Absolutely nothing about her hourlong set would have tipped you off that she was an actress moonlighting as a singer-songwriter (she wrote all the material on the album), no sense that she has taken up music as a lark. Watching her on the stage, it’s obvious that she feels the music in her bones. There’s the sultry way she draws out the syllables on “Wire,” the easy lilt that starts the title song, and her fearless reworking of Springteen’s “Hungry Heart,” turning it into a ballad of quiet yearning. It’s territory that’s been covered by Norah Jones and Natalie Merchant (both in subject matter and phrasing), but when Driver moves into more aggressive terrain on “Invisible Girl” and “Complicated Man,” elements of Chrissie Hynde edge into her vocals.

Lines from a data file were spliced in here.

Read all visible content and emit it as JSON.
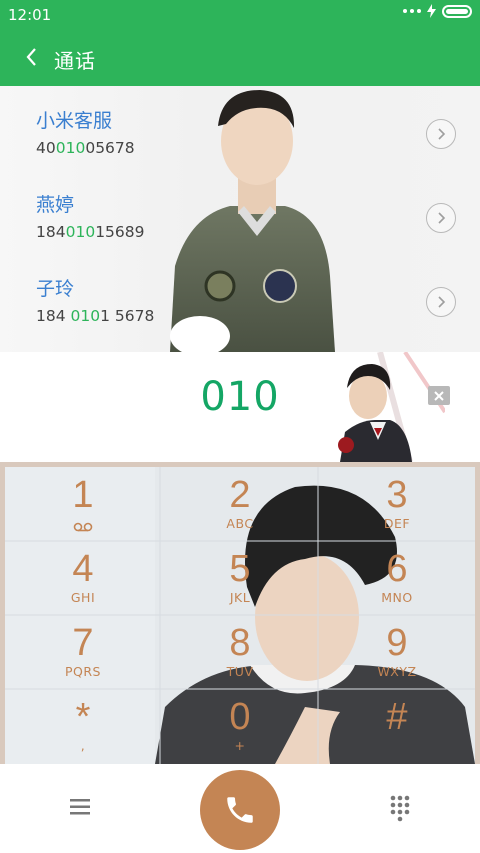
{
  "status": {
    "time": "12:01"
  },
  "header": {
    "title": "通话"
  },
  "results": [
    {
      "name": "小米客服",
      "num_pre": "40",
      "num_hl": "010",
      "num_post": "05678"
    },
    {
      "name": "燕婷",
      "num_pre": "184",
      "num_hl": "010",
      "num_post": "15689"
    },
    {
      "name": "子玲",
      "num_pre": "184 ",
      "num_hl": "010",
      "num_post": "1 5678"
    }
  ],
  "input": {
    "digits": "010"
  },
  "keys": [
    {
      "digit": "1",
      "letters": ""
    },
    {
      "digit": "2",
      "letters": "ABC"
    },
    {
      "digit": "3",
      "letters": "DEF"
    },
    {
      "digit": "4",
      "letters": "GHI"
    },
    {
      "digit": "5",
      "letters": "JKL"
    },
    {
      "digit": "6",
      "letters": "MNO"
    },
    {
      "digit": "7",
      "letters": "PQRS"
    },
    {
      "digit": "8",
      "letters": "TUV"
    },
    {
      "digit": "9",
      "letters": "WXYZ"
    },
    {
      "digit": "*",
      "letters": ","
    },
    {
      "digit": "0",
      "letters": "+"
    },
    {
      "digit": "#",
      "letters": ""
    }
  ],
  "icons": {
    "back": "chevron-left-icon",
    "voicemail": "voicemail-icon",
    "delete": "backspace-icon",
    "menu": "menu-icon",
    "call": "phone-icon",
    "dialpad": "dialpad-icon"
  },
  "colors": {
    "brand_green": "#2db45a",
    "digit_green": "#14a665",
    "name_blue": "#3a7fd0",
    "key_copper": "#c48554"
  }
}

But Driver is, if anything, too low-key a performer. Surprisingly for an actress, she doesn’t command the attention of the audience. She tosses off her comments from the stage, letting them fade into indecipherable mumbles. Dressed modestly in a striped shirt and black slacks, her stage moves are limited to a slight roll of her shoulders and the occasional swivel of her hips. Her biggest gesture is the broad smile that lights up her face when her crack band (anchored by the Wallflowers’ Rami Jaffee) leans into the music. But this could be seen as a testament to her craft. Driver doesn’t have the broad public persona of thesps-turned-musicians Juliette Lewis, Billy Bob Thornton or Bruce Willis, but there’s enough talent on hand to make her progress worth watching.

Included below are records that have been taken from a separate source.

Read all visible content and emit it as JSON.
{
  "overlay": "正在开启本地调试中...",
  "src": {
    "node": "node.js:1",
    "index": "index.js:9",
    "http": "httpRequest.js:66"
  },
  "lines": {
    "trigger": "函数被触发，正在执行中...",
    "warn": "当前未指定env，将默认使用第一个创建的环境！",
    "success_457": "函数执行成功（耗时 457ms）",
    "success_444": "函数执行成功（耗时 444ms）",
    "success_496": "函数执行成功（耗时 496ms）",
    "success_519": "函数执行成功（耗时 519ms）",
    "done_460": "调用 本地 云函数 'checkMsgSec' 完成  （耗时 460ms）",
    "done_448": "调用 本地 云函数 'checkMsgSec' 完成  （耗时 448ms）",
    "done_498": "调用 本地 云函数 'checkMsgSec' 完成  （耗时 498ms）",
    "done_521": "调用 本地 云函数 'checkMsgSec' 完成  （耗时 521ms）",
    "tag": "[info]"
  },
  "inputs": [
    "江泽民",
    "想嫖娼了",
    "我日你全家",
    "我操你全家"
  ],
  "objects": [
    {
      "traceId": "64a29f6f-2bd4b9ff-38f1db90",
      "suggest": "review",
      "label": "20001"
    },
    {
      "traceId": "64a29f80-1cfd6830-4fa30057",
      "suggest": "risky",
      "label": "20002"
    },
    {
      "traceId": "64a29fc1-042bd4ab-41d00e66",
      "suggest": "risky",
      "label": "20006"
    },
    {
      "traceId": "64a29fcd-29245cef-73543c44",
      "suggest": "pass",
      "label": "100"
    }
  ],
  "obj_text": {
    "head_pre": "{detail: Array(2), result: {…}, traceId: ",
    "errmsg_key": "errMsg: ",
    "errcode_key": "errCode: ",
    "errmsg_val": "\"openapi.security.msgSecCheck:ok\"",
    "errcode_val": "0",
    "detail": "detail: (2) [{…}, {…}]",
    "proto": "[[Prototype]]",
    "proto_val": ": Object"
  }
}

Peter Himmelman, who preceded Driver, has no lack of personality. He is willing to go wherever his impulses take him. He opens the set by unplugging his guitar, jumping from the stage and performing in the middle of the aud. He later grabs two go-go booted girls from the crowd to join him on stage, has another fan count off a song “so we can rock for you,” adds a reggae beat to “Mission of My Soul.”
He leaves the stage momentarily because he wants to make a new, and more theatrical, entrance, and makes up lyrics on the spot, using signs hung on the club’s walls. It’s an impressive high-wire act, performed without a net, and the bits and pieces of songs that make it through whet your interest for more.
Driver and Himmelman play Gotham’s Bowery Ballroom Sunday.